If the shareholder is a body corporate, it can appoint any natural person as its authorised representative to attend and vote at a meeting of the shareholders. Such an authorised representative shall have all the rights of the shareholder, including speaking at the meeting and casting his or her vote on all matters, irrespective of the manner of voting.

For listed companies and companies with more than 200 shareholders, approval of shareholders on certain matters requires the adoption of a postal ballot mechanism or voting through e-voting.

It is mandatory for a listed company or other companies with more than 1,000 shareholders to provide an electronic voting facility to their members for general meetings. A virtual meeting of the shareholders is not permitted under the Companies Act. However, due to the covid-19 pandemic situation, the Ministry of Corporate Affairs has permitted companies to hold their annual general meetings and extraordinary general meetings of the shareholders through video conferencing or other audio-visual means until 30 June 2022.

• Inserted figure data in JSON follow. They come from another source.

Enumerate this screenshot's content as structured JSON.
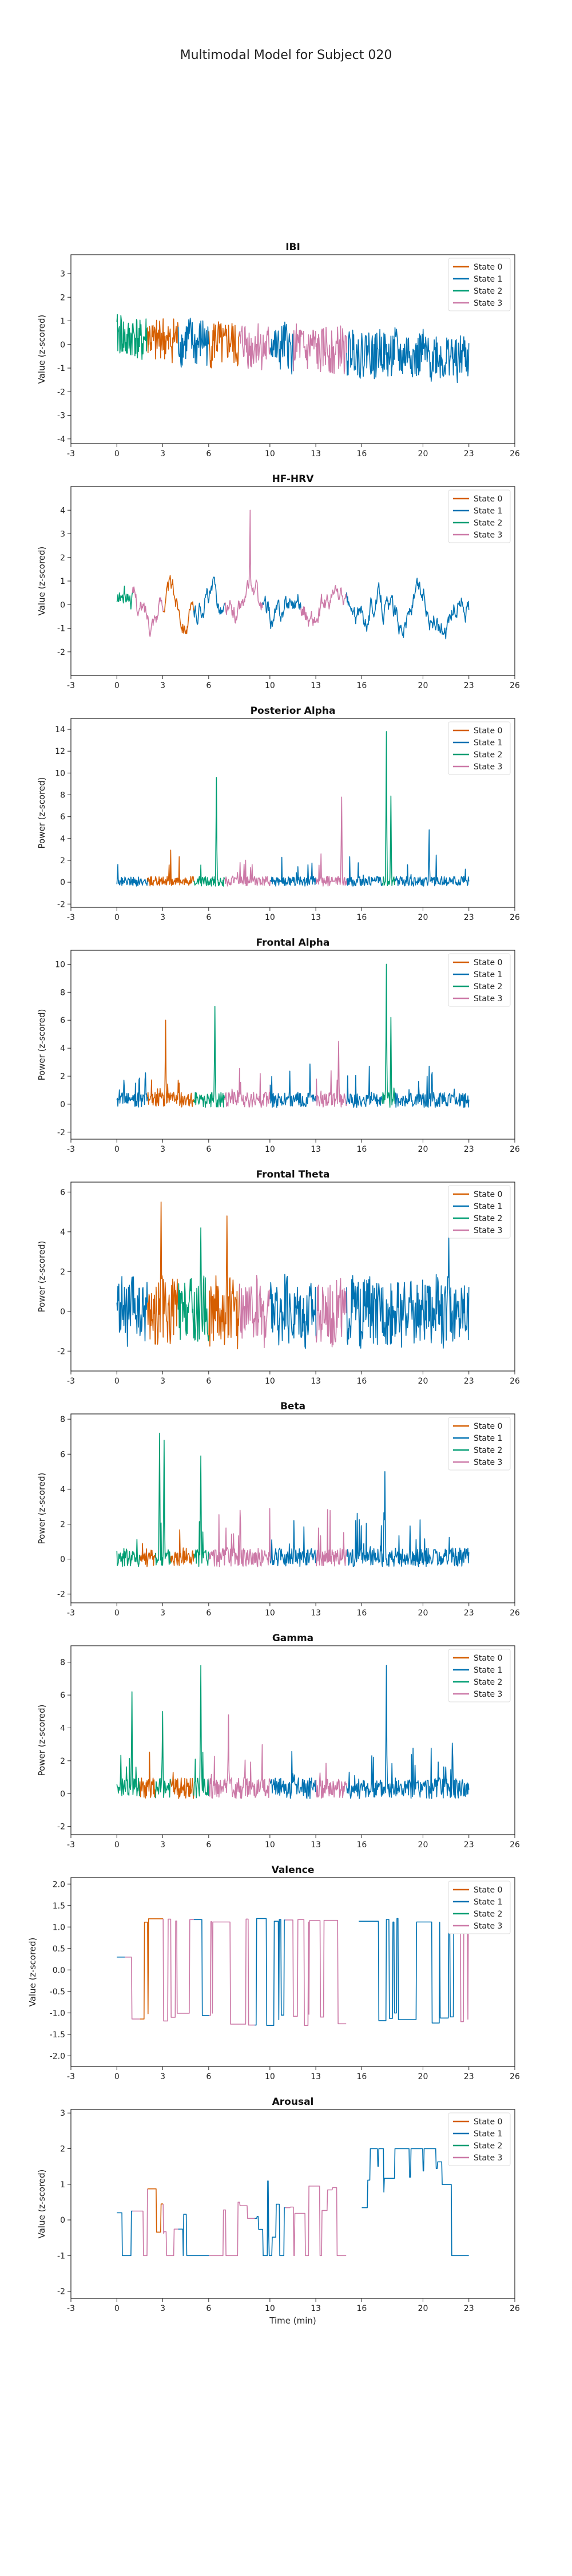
{
  "suptitle": "Multimodal Model for Subject 020",
  "state_labels": [
    "State 0",
    "State 1",
    "State 2",
    "State 3"
  ],
  "state_colors": [
    "#d55e00",
    "#0072b2",
    "#009e73",
    "#cc79a7"
  ],
  "x_axis_label": "Time (min)",
  "chart_data": [
    {
      "type": "line",
      "title": "IBI",
      "ylabel": "Value (z-scored)",
      "xlim": [
        -3,
        26
      ],
      "ylim": [
        -4.2,
        3.8
      ],
      "xticks": [
        -3,
        0,
        3,
        6,
        10,
        13,
        16,
        20,
        23,
        26
      ],
      "yticks": [
        -4,
        -3,
        -2,
        -1,
        0,
        1,
        2,
        3
      ],
      "kind": "noisy",
      "base": 0.3,
      "amp": 0.6,
      "trend": -0.9,
      "spikes": [],
      "legend": "top-right",
      "segments": [
        {
          "start": 0,
          "end": 2,
          "state": 2
        },
        {
          "start": 2,
          "end": 4,
          "state": 0
        },
        {
          "start": 4,
          "end": 6,
          "state": 1
        },
        {
          "start": 6,
          "end": 8,
          "state": 0
        },
        {
          "start": 8,
          "end": 10,
          "state": 3
        },
        {
          "start": 10,
          "end": 11.5,
          "state": 1
        },
        {
          "start": 11.5,
          "end": 15,
          "state": 3
        },
        {
          "start": 15,
          "end": 23,
          "state": 1
        }
      ]
    },
    {
      "type": "line",
      "title": "HF-HRV",
      "ylabel": "Value (z-scored)",
      "xlim": [
        -3,
        26
      ],
      "ylim": [
        -3,
        5
      ],
      "xticks": [
        -3,
        0,
        3,
        6,
        10,
        13,
        16,
        20,
        23,
        26
      ],
      "yticks": [
        -2,
        -1,
        0,
        1,
        2,
        3,
        4
      ],
      "kind": "smooth",
      "base": 0.0,
      "amp": 0.8,
      "trend": -0.3,
      "spikes": [
        [
          8.7,
          4.0
        ]
      ],
      "legend": "top-right",
      "segments": [
        {
          "start": 0,
          "end": 1,
          "state": 2
        },
        {
          "start": 1,
          "end": 3,
          "state": 3
        },
        {
          "start": 3,
          "end": 5,
          "state": 0
        },
        {
          "start": 5,
          "end": 7,
          "state": 1
        },
        {
          "start": 7,
          "end": 9.5,
          "state": 3
        },
        {
          "start": 9.5,
          "end": 12,
          "state": 1
        },
        {
          "start": 12,
          "end": 15,
          "state": 3
        },
        {
          "start": 15,
          "end": 23,
          "state": 1
        }
      ]
    },
    {
      "type": "line",
      "title": "Posterior Alpha",
      "ylabel": "Power (z-scored)",
      "xlim": [
        -3,
        26
      ],
      "ylim": [
        -2.3,
        15
      ],
      "xticks": [
        -3,
        0,
        3,
        6,
        10,
        13,
        16,
        20,
        23,
        26
      ],
      "yticks": [
        -2,
        0,
        2,
        4,
        6,
        8,
        10,
        12,
        14
      ],
      "kind": "spiky",
      "base": 0.0,
      "amp": 0.5,
      "trend": 0,
      "spikes": [
        [
          6.5,
          9.6
        ],
        [
          14.7,
          7.8
        ],
        [
          17.6,
          13.8
        ],
        [
          17.9,
          7.9
        ],
        [
          20.4,
          4.8
        ]
      ],
      "legend": "top-right",
      "segments": [
        {
          "start": 0,
          "end": 2,
          "state": 1
        },
        {
          "start": 2,
          "end": 5,
          "state": 0
        },
        {
          "start": 5,
          "end": 7,
          "state": 2
        },
        {
          "start": 7,
          "end": 10,
          "state": 3
        },
        {
          "start": 10,
          "end": 13,
          "state": 1
        },
        {
          "start": 13,
          "end": 15,
          "state": 3
        },
        {
          "start": 15,
          "end": 17.3,
          "state": 1
        },
        {
          "start": 17.3,
          "end": 18.2,
          "state": 2
        },
        {
          "start": 18.2,
          "end": 23,
          "state": 1
        }
      ]
    },
    {
      "type": "line",
      "title": "Frontal Alpha",
      "ylabel": "Power (z-scored)",
      "xlim": [
        -3,
        26
      ],
      "ylim": [
        -2.5,
        11
      ],
      "xticks": [
        -3,
        0,
        3,
        6,
        10,
        13,
        16,
        20,
        23,
        26
      ],
      "yticks": [
        -2,
        0,
        2,
        4,
        6,
        8,
        10
      ],
      "kind": "spiky",
      "base": 0.2,
      "amp": 0.6,
      "trend": 0,
      "spikes": [
        [
          3.2,
          6.0
        ],
        [
          6.4,
          7.0
        ],
        [
          14.5,
          4.5
        ],
        [
          17.6,
          10.0
        ],
        [
          17.9,
          6.2
        ]
      ],
      "legend": "top-right",
      "segments": [
        {
          "start": 0,
          "end": 2,
          "state": 1
        },
        {
          "start": 2,
          "end": 5,
          "state": 0
        },
        {
          "start": 5,
          "end": 7,
          "state": 2
        },
        {
          "start": 7,
          "end": 10,
          "state": 3
        },
        {
          "start": 10,
          "end": 13,
          "state": 1
        },
        {
          "start": 13,
          "end": 15,
          "state": 3
        },
        {
          "start": 15,
          "end": 17.3,
          "state": 1
        },
        {
          "start": 17.3,
          "end": 18.2,
          "state": 2
        },
        {
          "start": 18.2,
          "end": 23,
          "state": 1
        }
      ]
    },
    {
      "type": "line",
      "title": "Frontal Theta",
      "ylabel": "Power (z-scored)",
      "xlim": [
        -3,
        26
      ],
      "ylim": [
        -3,
        6.5
      ],
      "xticks": [
        -3,
        0,
        3,
        6,
        10,
        13,
        16,
        20,
        23,
        26
      ],
      "yticks": [
        -2,
        0,
        2,
        4,
        6
      ],
      "kind": "noisy",
      "base": 0.0,
      "amp": 1.0,
      "trend": 0,
      "spikes": [
        [
          2.9,
          5.5
        ],
        [
          5.5,
          4.2
        ],
        [
          7.2,
          4.8
        ],
        [
          21.7,
          3.8
        ]
      ],
      "legend": "top-right",
      "segments": [
        {
          "start": 0,
          "end": 2,
          "state": 1
        },
        {
          "start": 2,
          "end": 4,
          "state": 0
        },
        {
          "start": 4,
          "end": 6,
          "state": 2
        },
        {
          "start": 6,
          "end": 8,
          "state": 0
        },
        {
          "start": 8,
          "end": 10,
          "state": 3
        },
        {
          "start": 10,
          "end": 13,
          "state": 1
        },
        {
          "start": 13,
          "end": 15,
          "state": 3
        },
        {
          "start": 15,
          "end": 23,
          "state": 1
        }
      ]
    },
    {
      "type": "line",
      "title": "Beta",
      "ylabel": "Power (z-scored)",
      "xlim": [
        -3,
        26
      ],
      "ylim": [
        -2.5,
        8.3
      ],
      "xticks": [
        -3,
        0,
        3,
        6,
        10,
        13,
        16,
        20,
        23,
        26
      ],
      "yticks": [
        -2,
        0,
        2,
        4,
        6,
        8
      ],
      "kind": "spiky",
      "base": 0.0,
      "amp": 0.6,
      "trend": 0,
      "spikes": [
        [
          2.8,
          7.2
        ],
        [
          3.1,
          6.8
        ],
        [
          5.5,
          5.9
        ],
        [
          17.5,
          5.0
        ]
      ],
      "legend": "top-right",
      "segments": [
        {
          "start": 0,
          "end": 1.5,
          "state": 2
        },
        {
          "start": 1.5,
          "end": 2.5,
          "state": 0
        },
        {
          "start": 2.5,
          "end": 3.5,
          "state": 2
        },
        {
          "start": 3.5,
          "end": 5,
          "state": 0
        },
        {
          "start": 5,
          "end": 6,
          "state": 2
        },
        {
          "start": 6,
          "end": 10,
          "state": 3
        },
        {
          "start": 10,
          "end": 13,
          "state": 1
        },
        {
          "start": 13,
          "end": 15,
          "state": 3
        },
        {
          "start": 15,
          "end": 23,
          "state": 1
        }
      ]
    },
    {
      "type": "line",
      "title": "Gamma",
      "ylabel": "Power (z-scored)",
      "xlim": [
        -3,
        26
      ],
      "ylim": [
        -2.5,
        9
      ],
      "xticks": [
        -3,
        0,
        3,
        6,
        10,
        13,
        16,
        20,
        23,
        26
      ],
      "yticks": [
        -2,
        0,
        2,
        4,
        6,
        8
      ],
      "kind": "spiky",
      "base": 0.2,
      "amp": 0.7,
      "trend": 0,
      "spikes": [
        [
          1.0,
          6.2
        ],
        [
          3.0,
          5.0
        ],
        [
          5.5,
          7.8
        ],
        [
          7.3,
          4.8
        ],
        [
          17.6,
          7.8
        ]
      ],
      "legend": "top-right",
      "segments": [
        {
          "start": 0,
          "end": 1.5,
          "state": 2
        },
        {
          "start": 1.5,
          "end": 2.5,
          "state": 0
        },
        {
          "start": 2.5,
          "end": 3.5,
          "state": 2
        },
        {
          "start": 3.5,
          "end": 5,
          "state": 0
        },
        {
          "start": 5,
          "end": 6,
          "state": 2
        },
        {
          "start": 6,
          "end": 10,
          "state": 3
        },
        {
          "start": 10,
          "end": 13,
          "state": 1
        },
        {
          "start": 13,
          "end": 15,
          "state": 3
        },
        {
          "start": 15,
          "end": 23,
          "state": 1
        }
      ]
    },
    {
      "type": "line",
      "title": "Valence",
      "ylabel": "Value (z-scored)",
      "xlim": [
        -3,
        26
      ],
      "ylim": [
        -2.25,
        2.15
      ],
      "xticks": [
        -3,
        0,
        3,
        6,
        10,
        13,
        16,
        20,
        23,
        26
      ],
      "yticks": [
        -2.0,
        -1.5,
        -1.0,
        -0.5,
        0.0,
        0.5,
        1.0,
        1.5,
        2.0
      ],
      "kind": "step",
      "levels": [
        1.2,
        -1.3
      ],
      "base": 0,
      "amp": 0,
      "trend": 0,
      "spikes": [],
      "legend": "top-right",
      "segments": [
        {
          "start": 0,
          "end": 0.5,
          "state": 1
        },
        {
          "start": 0.5,
          "end": 1.5,
          "state": 3
        },
        {
          "start": 1.5,
          "end": 3,
          "state": 0
        },
        {
          "start": 3,
          "end": 5,
          "state": 3
        },
        {
          "start": 5,
          "end": 6,
          "state": 1
        },
        {
          "start": 6,
          "end": 9,
          "state": 3
        },
        {
          "start": 9,
          "end": 11,
          "state": 1
        },
        {
          "start": 11,
          "end": 15,
          "state": 3
        },
        {
          "start": 15.8,
          "end": 22,
          "state": 1
        },
        {
          "start": 22,
          "end": 23,
          "state": 3
        }
      ]
    },
    {
      "type": "line",
      "title": "Arousal",
      "ylabel": "Value (z-scored)",
      "xlim": [
        -3,
        26
      ],
      "ylim": [
        -2.2,
        3.1
      ],
      "xticks": [
        -3,
        0,
        3,
        6,
        10,
        13,
        16,
        20,
        23,
        26
      ],
      "yticks": [
        -2,
        -1,
        0,
        1,
        2,
        3
      ],
      "kind": "arousal",
      "levels": [
        -1.0,
        2.0
      ],
      "base": 0,
      "amp": 0,
      "trend": 0,
      "spikes": [],
      "legend": "top-right",
      "segments": [
        {
          "start": 0,
          "end": 1,
          "state": 1
        },
        {
          "start": 1,
          "end": 2,
          "state": 3
        },
        {
          "start": 2,
          "end": 3,
          "state": 0
        },
        {
          "start": 3,
          "end": 4,
          "state": 3
        },
        {
          "start": 4,
          "end": 6,
          "state": 1
        },
        {
          "start": 6,
          "end": 9,
          "state": 3
        },
        {
          "start": 9,
          "end": 11,
          "state": 1
        },
        {
          "start": 11,
          "end": 15,
          "state": 3
        },
        {
          "start": 16,
          "end": 23,
          "state": 1
        }
      ]
    }
  ]
}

Shareholders and the board

Are shareholders able to require meetings of shareholders to be convened, resolutions and director nominations to be put to a shareholder vote against the wishes of the board, or the board to circulate statements by dissident shareholders?

Shareholders’ meetings are typically convened by the board. However, shareholders holding 10 per cent or more of the shares can make a requisition to the board to convene an extraordinary general meeting (EGM) and provide the details of the resolutions that they intend to move at such meeting. If, within 21 days of the receipt of such requisition, the board fails to proceed to call an EGM to be held within 45 days from the date of the requisition received from the shareholders, the shareholders may proceed themselves to convene the EGM within a period of three months from the date of the requisition by following the prescribed procedure.

There is no specific provision in the Companies Act that mandates a board to circulate the statements of dissident shareholders to all the shareholders. However, the statements of the dissident shareholders made during the meeting may be recorded in the minutes of that meeting, subject to the consent of the chairperson of that meeting.

Controlling shareholders’ duties

Do controlling shareholders owe duties to the company or to non-controlling shareholders? If so, can an enforcement action be brought against controlling shareholders for breach of these duties?

Decisions that require approval of the shareholders are taken with the consent of the majority shareholders. It is expected that all decisions must be taken in the interest of the company and its stakeholders, and not to benefit only a section of the shareholders at the expense of other shareholders. If the majority shareholders benefit themselves at the expense of the minority shareholders or take such actions that are oppressive to them, the minority shareholders have the right to act against the majority shareholders to protect their interest.

As per the Companies Act, action for oppression and mismanagement can be initiated against the controlling majority by at least 100 shareholders or one-tenth of the total number of shareholders of a company, whichever is less, or shareholders holding at least 10 per cent of the issued share capital of a company.

The Companies Act provides for class actions by the minority shareholders for seeking restraining orders against the company, its directors, auditors or any expert, adviser or consultant for any action taken by them that is ultra vires to the memorandum or articles of the company, or other actions that are prejudicial to the interest of the company and its stakeholders and claim damages or compensation from them.

Can shareholders ever be held responsible for the acts or omissions of the company?

The liability of the shareholders is limited to the extent of their shareholding in the company. Such shareholders will not be held responsible beyond the amount, if any, unpaid on the shares held by them. The shareholders cannot be held personally liable for the acts or omissions of the company. In the case of a company with unlimited liability, the shareholders can be made responsible to the extent of the amount agreed that they would contribute to the assets of the company in the event of its winding up.